John’s Gospel could be said to rest on a fulcrum of sister relationships which includes two pairs: Martha and Mary; Mary the mother of Jesus and Mary Magdalene. A possible clue to the importance of sisters lies in the short second epistle of John, written by the same person as the gospel. It begins: ‘The elder to the elect lady and her children, whom I love in the truth, and not only I but also all who know the truth, because of the truth that abides in us and will be with us forever’ and concludes: ‘The children of your elect sister send you their greetings’.4 1 Peter 5.13 corroborates this: ‘your sister church in Babylon [= Rome]’, literally ‘she who is at Babylon’.

This table illustrates the theme of sisters in the writings of the author of the Gospel of John:

Therefore, the theme of sisters plays an important part at key moments in John’s Gospel, and it may not be a coincidence that the same writer refers to two churches as sisters. This may have helped to shape the sister theme in the gospel. While Mary the mother of Jesus and Mary Magdalene were historical persons with individual contributions to the mission of Jesus, over time they may have come to be associated with a pair of prominent churches, one of which was obviously at Jerusalem.

Having mentioned the sisters Mary and Martha in John’s Gospel (they also appear in Luke 10.38–42), we now move to the anointing narratives, which appear in all four gospels. The anointing woman is unnamed in three gospels, but in the Gospel of John she is Mary of Bethany.

Notes

1 Other writers have concluded that Mary of Clopas is actually Mary the mother of Jesus, for example, Robert Eisenman, in James, the Brother of Jesus and Peter Cresswell, The Invention of Jesus. This means that I am not alone in reaching this conclusion, suggesting that it might have some basis. However, I first mooted the idea in December 1996 in an article in The Month, and so it is not derived from these writers. They approach the New Testament in a very different way to the one that I do, and they come to this answer for reasons which contrast with my own. For the most part, they reject the foundations of New Testament belief in ways that I do not, as discussed in Chapter 1. James D. Tabor, The Jesus Dynasty, also identified Mary of Clopas as the mother of Jesus, but in his recent book, Marie, he now suggests that Mary of Clopas was Mary’s daughter and Jesus’ sister.
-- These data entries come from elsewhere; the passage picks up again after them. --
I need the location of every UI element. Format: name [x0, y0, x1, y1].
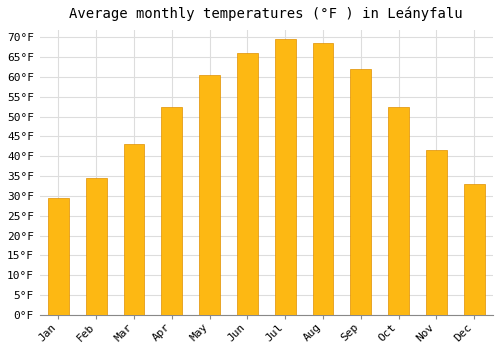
Bar — [312, 43, 334, 315]
Bar — [86, 178, 106, 315]
Bar — [464, 184, 484, 315]
Bar — [237, 53, 258, 315]
Bar — [426, 150, 447, 315]
Bar — [162, 107, 182, 315]
Bar — [48, 198, 69, 315]
Bar — [199, 75, 220, 315]
Bar — [275, 40, 295, 315]
Title: Average monthly temperatures (°F ) in Leányfalu: Average monthly temperatures (°F ) in Le… — [70, 7, 463, 21]
Bar — [124, 145, 144, 315]
Bar — [350, 69, 371, 315]
Bar — [388, 107, 409, 315]
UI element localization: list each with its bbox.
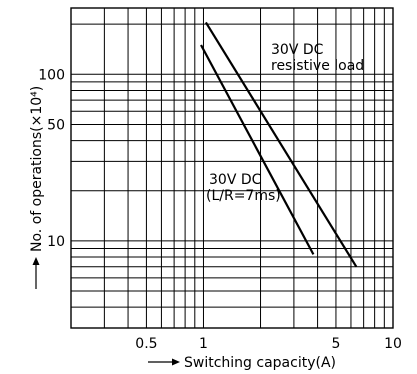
y-axis-arrow-icon xyxy=(32,257,40,265)
y-tick-label: 50 xyxy=(47,117,65,133)
x-axis-label: Switching capacity(A) xyxy=(184,355,336,371)
x-tick-label: 0.5 xyxy=(135,336,157,352)
x-axis-title: Switching capacity(A) xyxy=(148,355,336,371)
x-tick-label: 1 xyxy=(199,336,208,352)
series-label-inductive-line-1: 30V DC xyxy=(209,172,262,188)
series-label-resistive-line-1: 30V DC xyxy=(271,42,324,58)
series-line-resistive-load xyxy=(204,21,358,268)
series-label-resistive-line-2: resistive load xyxy=(271,58,364,74)
series-layer xyxy=(200,21,358,268)
y-tick-label: 10 xyxy=(47,234,65,250)
series-label-inductive-line-2: (L/R=7ms) xyxy=(206,188,281,204)
tick-label-layer: 0.5 1 5 10 10 50 100 xyxy=(38,67,402,352)
y-axis-title: No. of operations(×10⁴) xyxy=(29,86,45,289)
x-axis-arrow-icon xyxy=(172,358,180,366)
y-axis-label: No. of operations(×10⁴) xyxy=(29,86,45,252)
x-tick-label: 10 xyxy=(384,336,402,352)
series-line-inductive-load xyxy=(200,44,315,255)
y-tick-label: 100 xyxy=(38,67,65,83)
grid-layer xyxy=(71,8,393,328)
plot-frame xyxy=(70,7,394,329)
x-tick-label: 5 xyxy=(331,336,340,352)
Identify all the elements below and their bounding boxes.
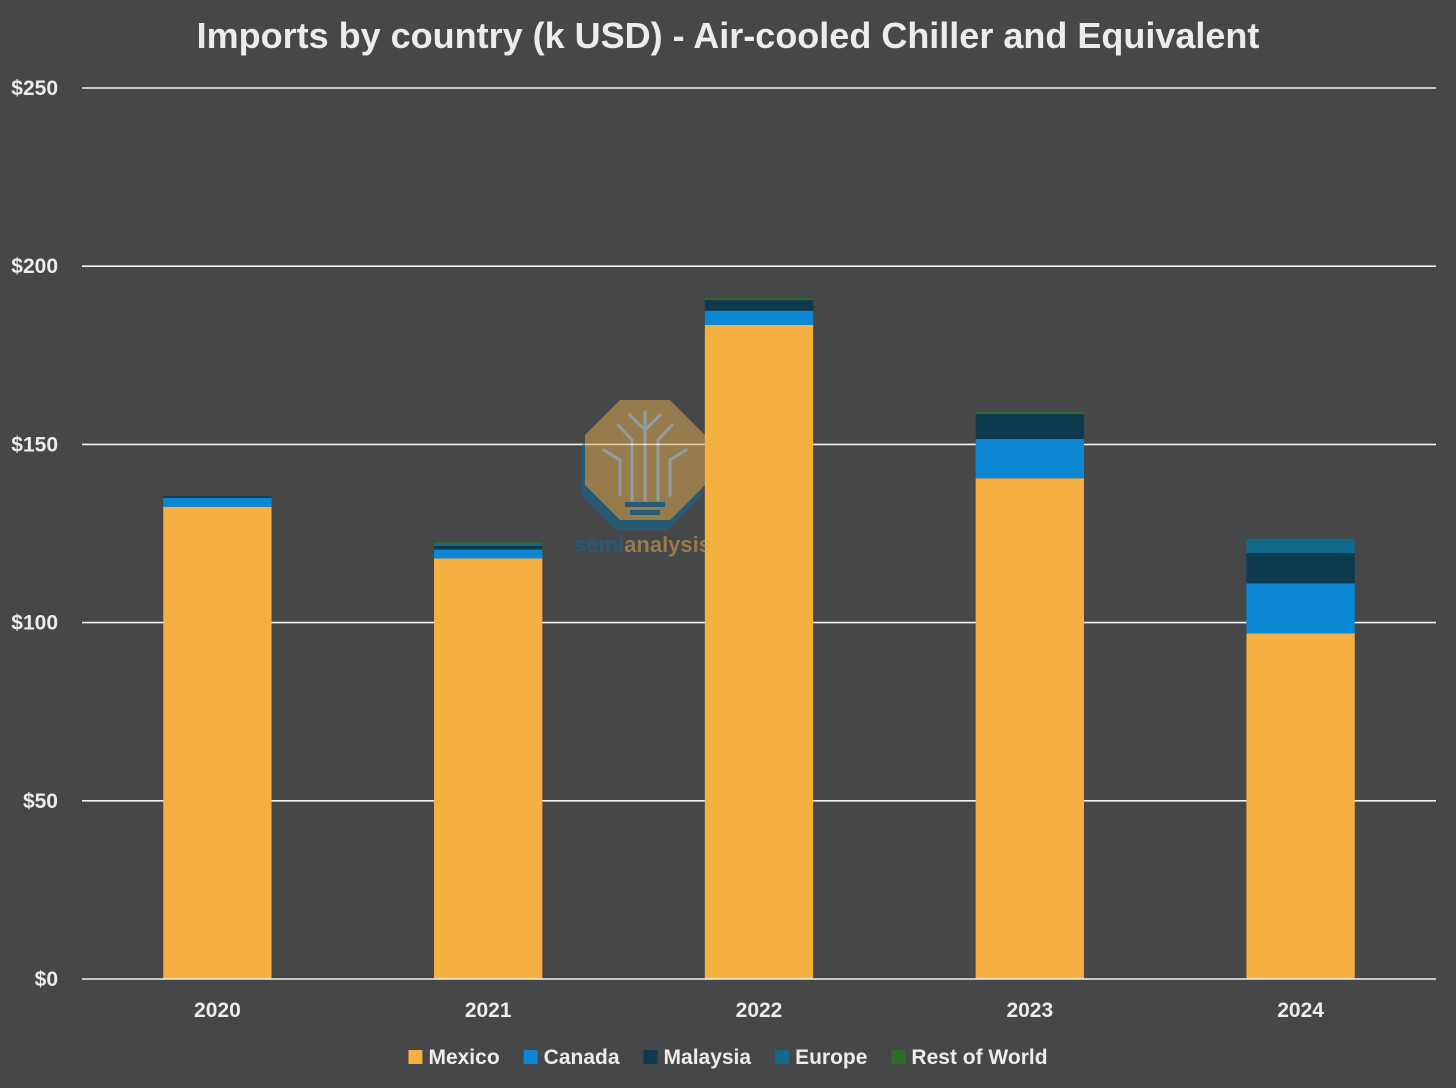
bar-2022-mexico <box>704 325 814 980</box>
legend-label-malaysia: Malaysia <box>664 1046 752 1069</box>
bar-2023-europe <box>975 413 1084 415</box>
y-tick-label: $50 <box>23 790 58 813</box>
bar-2022-malaysia <box>704 300 814 311</box>
legend-label-mexico: Mexico <box>428 1046 499 1069</box>
legend-label-rest-of-world: Rest of World <box>911 1046 1047 1069</box>
legend-swatch-mexico <box>408 1050 423 1064</box>
watermark: semianalysis <box>574 400 711 557</box>
bar-2022-canada <box>704 310 814 326</box>
bar-2024-malaysia <box>1246 553 1355 584</box>
legend-swatch-rest-of-world <box>891 1050 906 1064</box>
bar-2021-mexico <box>434 558 543 979</box>
bar-2020-mexico <box>163 506 272 979</box>
bar-2023-mexico <box>975 478 1084 979</box>
bar-2023-malaysia <box>975 414 1084 440</box>
y-tick-label: $200 <box>11 255 58 278</box>
y-tick-label: $150 <box>11 433 58 456</box>
legend: Mexico Canada Malaysia Europe Rest of World <box>408 1046 1048 1069</box>
legend-label-europe: Europe <box>795 1046 867 1069</box>
y-tick-label: $100 <box>11 612 58 635</box>
x-tick-label: 2023 <box>1006 999 1053 1022</box>
legend-swatch-europe <box>775 1050 790 1064</box>
bars <box>163 298 1355 980</box>
x-tick-label: 2021 <box>465 999 512 1022</box>
svg-text:semianalysis: semianalysis <box>574 532 711 557</box>
bar-2020-malaysia <box>163 496 272 498</box>
x-axis-tick-labels: 2020 2021 2022 2023 2024 <box>194 999 1324 1022</box>
y-tick-label: $250 <box>11 77 58 100</box>
bar-2022-rest-of-world <box>704 298 814 299</box>
bar-2020-canada <box>163 497 272 507</box>
bar-2021-rest-of-world <box>434 542 543 545</box>
legend-swatch-canada <box>523 1050 538 1064</box>
x-tick-label: 2022 <box>736 999 783 1022</box>
bar-2021-canada <box>434 549 543 559</box>
bar-2023-rest-of-world <box>975 411 1084 414</box>
y-axis-tick-labels: $0 $50 $100 $150 $200 $250 <box>11 77 58 991</box>
bar-2024-europe <box>1246 538 1355 554</box>
y-tick-label: $0 <box>35 968 58 991</box>
bar-2022-europe <box>704 298 814 301</box>
chart-title: Imports by country (k USD) - Air-cooled … <box>197 15 1260 56</box>
x-tick-label: 2020 <box>194 999 241 1022</box>
bar-2021-europe <box>434 544 543 546</box>
x-tick-label: 2024 <box>1277 999 1324 1022</box>
bar-2024-canada <box>1246 583 1355 634</box>
bar-2024-mexico <box>1246 633 1355 979</box>
tree-circuit-icon <box>582 400 705 530</box>
legend-swatch-malaysia <box>643 1050 658 1064</box>
bar-2021-malaysia <box>434 545 543 550</box>
watermark-text-part2: analysis <box>624 532 711 557</box>
watermark-text-part1: semi <box>574 532 624 557</box>
bar-2023-canada <box>975 439 1084 479</box>
legend-label-canada: Canada <box>544 1046 620 1069</box>
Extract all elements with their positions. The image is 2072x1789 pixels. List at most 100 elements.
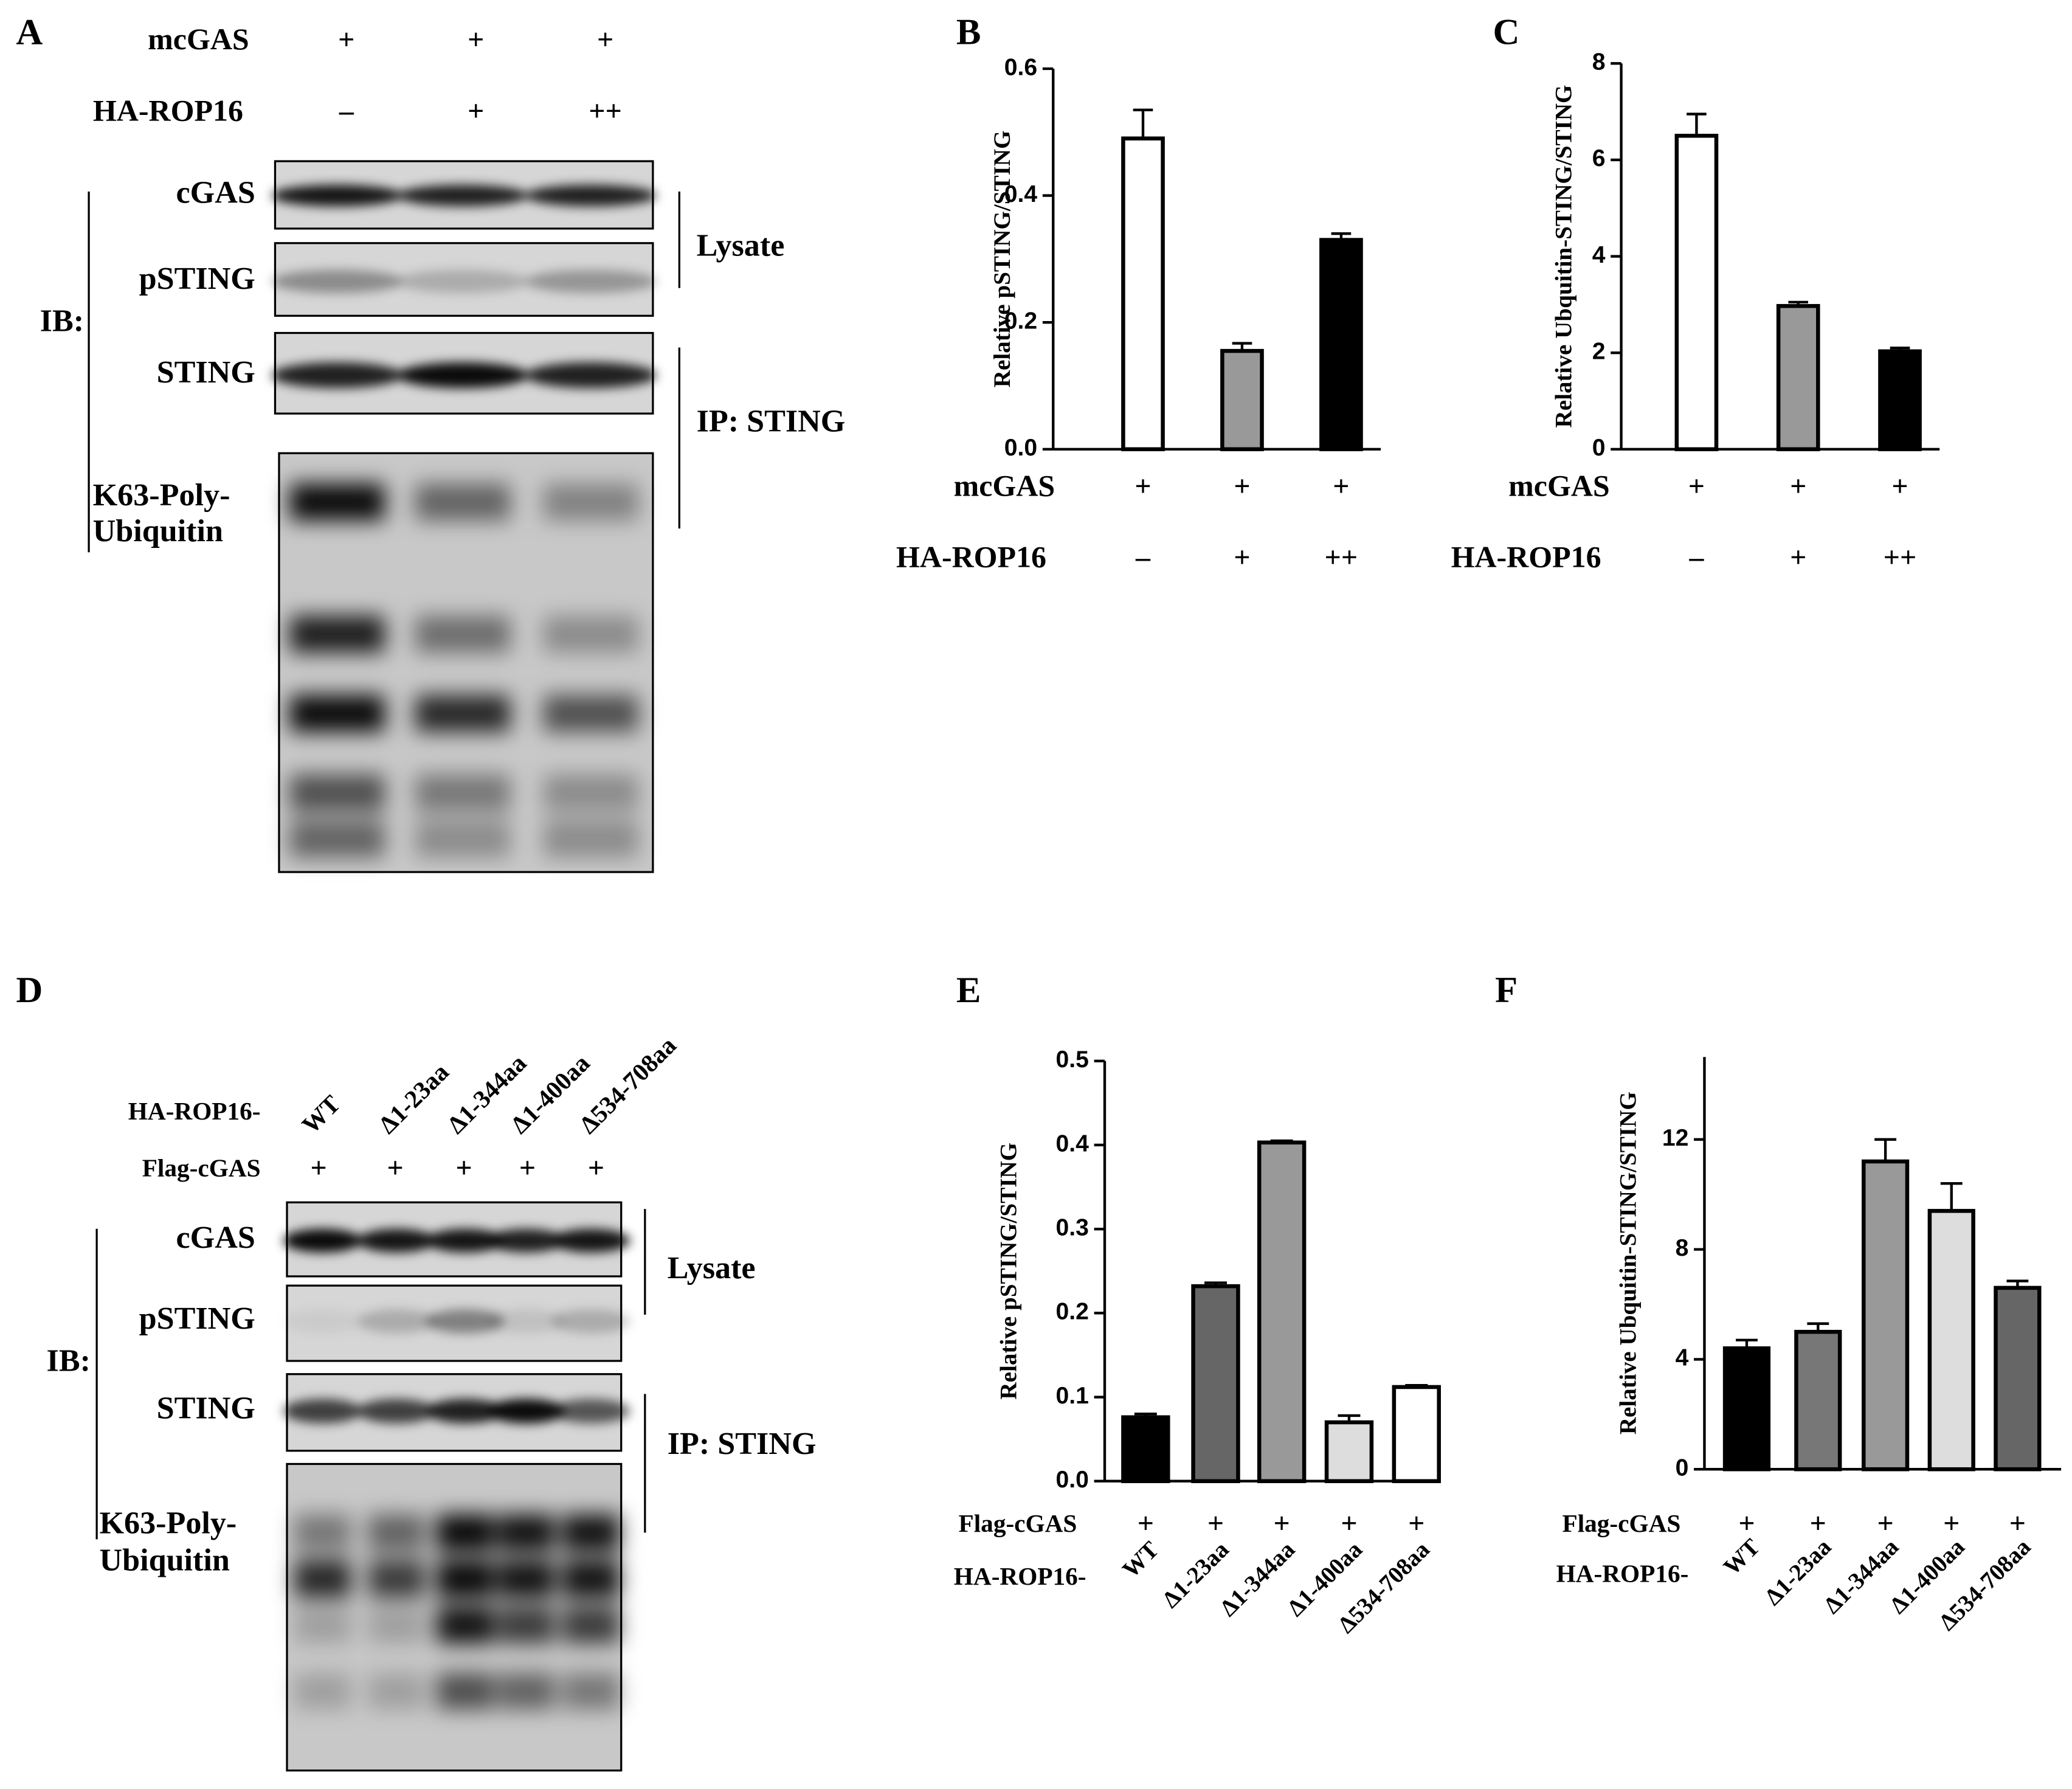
condition-value: +	[456, 1152, 472, 1184]
condition-label: HA-ROP16	[1451, 540, 1601, 574]
condition-value: +	[1341, 1507, 1357, 1540]
smear	[543, 615, 638, 653]
band	[426, 1228, 505, 1253]
condition-value: +	[1138, 1507, 1154, 1540]
smear	[294, 1672, 351, 1710]
condition-label: mcGAS	[954, 468, 1055, 502]
error-bar	[1232, 342, 1252, 351]
blot-bands	[289, 483, 638, 858]
smear	[415, 694, 511, 732]
bar	[1722, 1346, 1771, 1472]
smear	[562, 1672, 620, 1710]
smear	[294, 1514, 351, 1551]
condition-value: ++	[589, 95, 621, 127]
error-bar	[1338, 1414, 1361, 1422]
bar	[1862, 1159, 1910, 1472]
bar	[1776, 303, 1820, 452]
category-title: HA-ROP16-	[1556, 1560, 1689, 1588]
panel-label: B	[956, 12, 981, 53]
x-tick-label: WT	[1117, 1537, 1164, 1583]
condition-value: +	[338, 23, 354, 55]
condition-value: +	[1738, 1507, 1755, 1540]
y-tick-label: 0.0	[1056, 1467, 1089, 1493]
band-label: pSTING	[139, 261, 255, 296]
bar	[1191, 1284, 1240, 1483]
error-bar	[1331, 232, 1352, 240]
smear	[289, 820, 385, 858]
y-tick-label: 12	[1662, 1125, 1689, 1151]
bracket-label: Lysate	[668, 1251, 756, 1286]
error-bar	[1270, 1139, 1293, 1143]
error-bar	[1204, 1281, 1227, 1287]
y-tick-label: 0.6	[1004, 54, 1037, 80]
smear	[437, 1672, 494, 1710]
condition-label: Flag-cGAS	[1562, 1509, 1680, 1537]
smear	[497, 1672, 555, 1710]
band-label: K63-Poly-	[99, 1506, 237, 1541]
smear	[497, 1514, 555, 1551]
smear	[543, 483, 638, 521]
condition-value: +	[597, 23, 613, 55]
band	[551, 1309, 630, 1334]
band-label: Ubiquitin	[99, 1543, 229, 1577]
y-tick-label: 0.3	[1056, 1214, 1089, 1241]
condition-value: +	[1943, 1507, 1960, 1540]
band	[426, 1309, 505, 1334]
smear	[543, 774, 638, 812]
lane-label: Δ1-23aa	[373, 1057, 454, 1139]
smear	[543, 820, 638, 858]
blot-strip	[278, 452, 654, 873]
bar	[1927, 1209, 1975, 1472]
band-label: cGAS	[176, 1220, 255, 1255]
smear	[289, 774, 385, 812]
band	[486, 1228, 565, 1253]
condition-value: –	[1135, 541, 1151, 573]
blot-frame	[278, 452, 654, 873]
error-bar	[1807, 1322, 1829, 1332]
ib-label: IB:	[40, 303, 84, 338]
condition-label: Flag-cGAS	[142, 1154, 261, 1182]
y-axis-label: Relative Ubquitin-STING/STING	[1550, 85, 1576, 428]
smear	[497, 1607, 555, 1644]
condition-label: Flag-cGAS	[959, 1509, 1077, 1537]
band	[271, 184, 403, 207]
condition-value: +	[588, 1152, 604, 1184]
lanes-title: HA-ROP16-	[128, 1097, 261, 1125]
condition-value: +	[387, 1152, 404, 1184]
smear	[294, 1607, 351, 1644]
condition-value: +	[1891, 470, 1908, 502]
condition-value: +	[1790, 541, 1806, 573]
bar	[1220, 348, 1264, 452]
error-bar	[1405, 1384, 1428, 1387]
error-bar	[1788, 300, 1809, 306]
y-tick-label: 8	[1592, 49, 1606, 75]
y-tick-label: 0.0	[1004, 435, 1037, 461]
category-title: HA-ROP16-	[954, 1562, 1086, 1590]
smear	[368, 1672, 426, 1710]
blot-frame	[274, 160, 654, 230]
y-tick-label: 8	[1676, 1235, 1689, 1261]
smear	[562, 1514, 620, 1551]
band-label: pSTING	[139, 1301, 255, 1336]
band	[357, 1399, 437, 1424]
y-tick-label: 0.2	[1004, 308, 1037, 334]
blot-bands	[294, 1514, 620, 1710]
bracket-label: Lysate	[697, 228, 785, 263]
band	[426, 1399, 505, 1424]
lane-label: Δ534-708aa	[574, 1031, 682, 1139]
bar	[1121, 136, 1165, 452]
y-tick-label: 4	[1676, 1345, 1689, 1371]
y-tick-label: 0.5	[1056, 1047, 1089, 1073]
band-label: STING	[157, 355, 255, 390]
band	[397, 362, 528, 389]
bar	[1324, 1420, 1374, 1483]
smear	[497, 1560, 555, 1597]
smear	[562, 1560, 620, 1597]
band	[525, 184, 657, 207]
condition-value: +	[1810, 1507, 1826, 1540]
error-bar	[1736, 1338, 1758, 1349]
bracket-label: IP: STING	[697, 404, 846, 438]
band	[486, 1399, 565, 1424]
band	[551, 1228, 630, 1253]
y-axis-label: Relative pSTING/STING	[996, 1143, 1022, 1400]
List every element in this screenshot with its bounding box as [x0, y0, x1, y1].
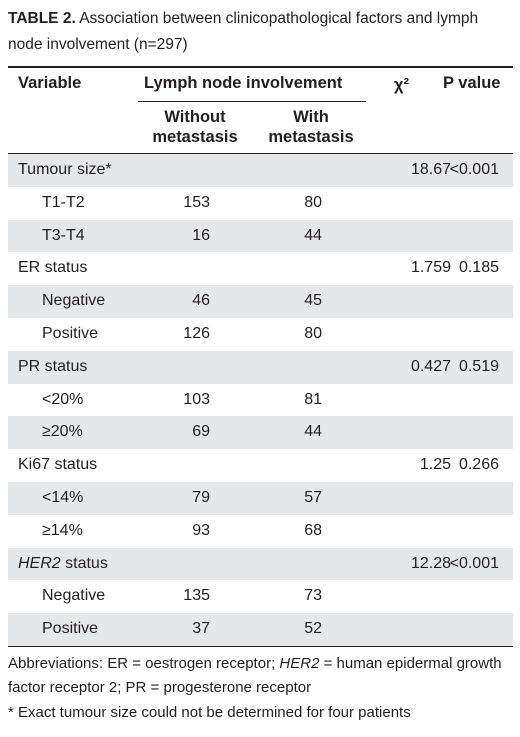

2 She was traditionally his sister-in-law, as he was thought to be the brother of Joseph by Hegesippus (see chapter 9), but that might simply have been derived from the belief that she was Mary of Clopas’ sister. Even if it were true, it doesn’t change our overall argument.

3 He may or may not be the Mark referred to in the epistles (2 Tim. 4.11; Philemon 1.24; 1 Pet. 5.13).

4 It has usually been assumed that the ‘elect lady’ is the church community to whom John is writing and the ‘elect sister’ the church community from which he is writing. On the other hand, it has also been suggested that the lady is a distinguished individual in the early Church, and that attempts to make her a metaphor detract from the role of women in the apostolic period. Despite this, the signature verse of 2 John suggests the first answer to be most likely, i.e., that the ladies are metaphors for individual churches.